While most of my school chums had become familiar with the basic principles and mechanics of the brassiere in high school, I confess my first encounter with the mysterious undergarment was in my dorm room during my sophomore year in college. There I was, having just singled my way to first base with a cute co-ed when, with no warning at all, her shirt was on the floor. You can imagine the mix of terror and curiosity I was feeling in the presence of this baffling amalgam of straps, cups and bosoms.

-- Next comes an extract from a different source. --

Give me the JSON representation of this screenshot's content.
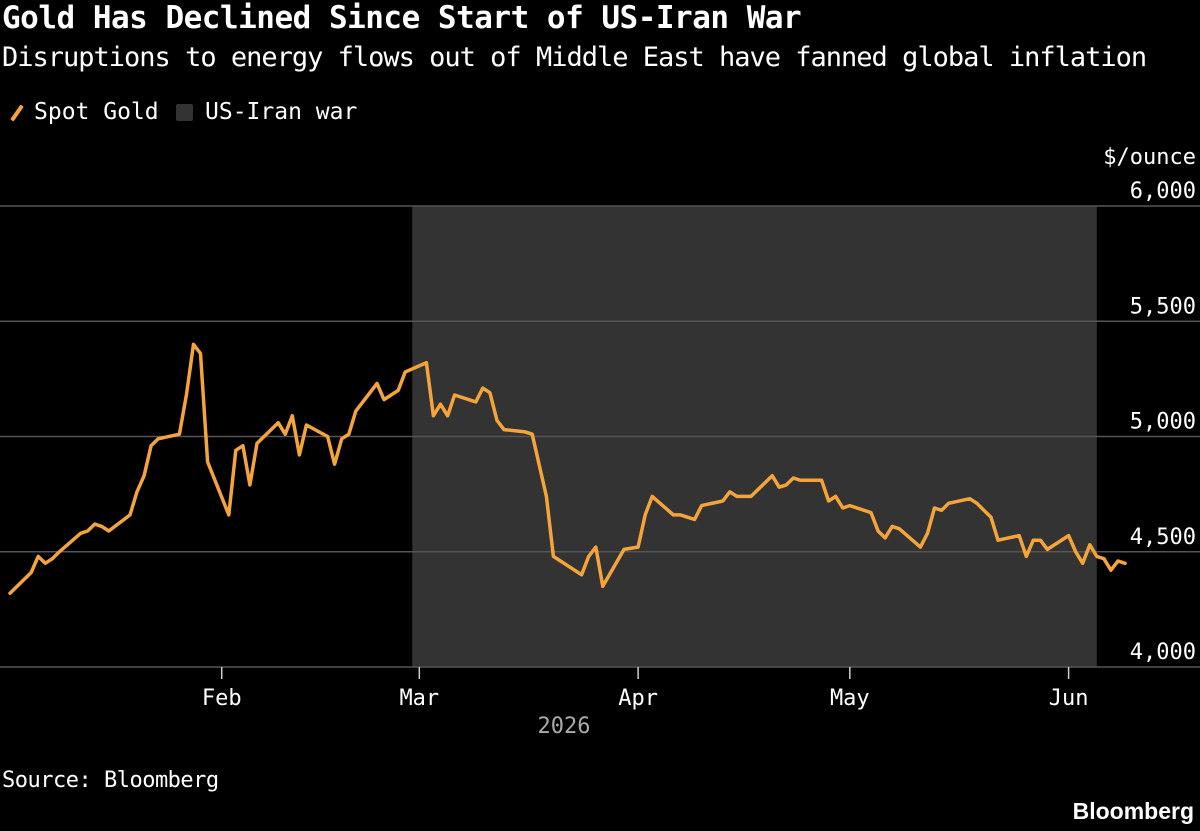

Well, she sort of turned around and pointed with her thumb and, possibly sensing my reticence, said in the sweetest possible voice, c'mon, help me out of this thing. I didn't really know what to do, and I was pretty scared of what I might find underneath, but it didn't matter anyway because the darn thing may as well have been padlocked on. After wrestling with it for about 45 minutes she asked me how much longer I thought it was going to take, because she had to get to class in a few hours. I stammered a bit and told her that it would probably help if she had some WD-40 or something, because this little plastic doodad wasn't budging. I was about to run and get some help, but she just sighed and unhooked the danged thing herself in about two seconds flat. I thought I had ruined the mood, but she smiled and playfully threw the bra at me. Well, you would have thought she had tossed a bowl of scorpions or something, the way I panicked and batted the thing away. She wasn't real pleased when it landed in the pizza we had ordered, and even less so when my slob of a next-door neighbor barged in hollering I smell pepperoni!
I suppose there must have been a brief moment there when a pair of naked breasts were free of their harness, but for whatever reason, all I can remember was that Matlock was on the TV at the time, and I couldn't help wondering what old Andy Griffith would have thought of this business.
Before I knew it, her shirt was back on and she was out the door. My slob of a next-door neighbor helped himself to a breadstick and waddled back to his room. And there the brassiere remained, cheese and lace fusing together for eternity, cotton fibers drinking from little greasy rivers. I had a mess on my hands, but it seemed the easier thing would be to drop out of school, and so that's what I did.
And that's the story of how I became a minimum wage earner.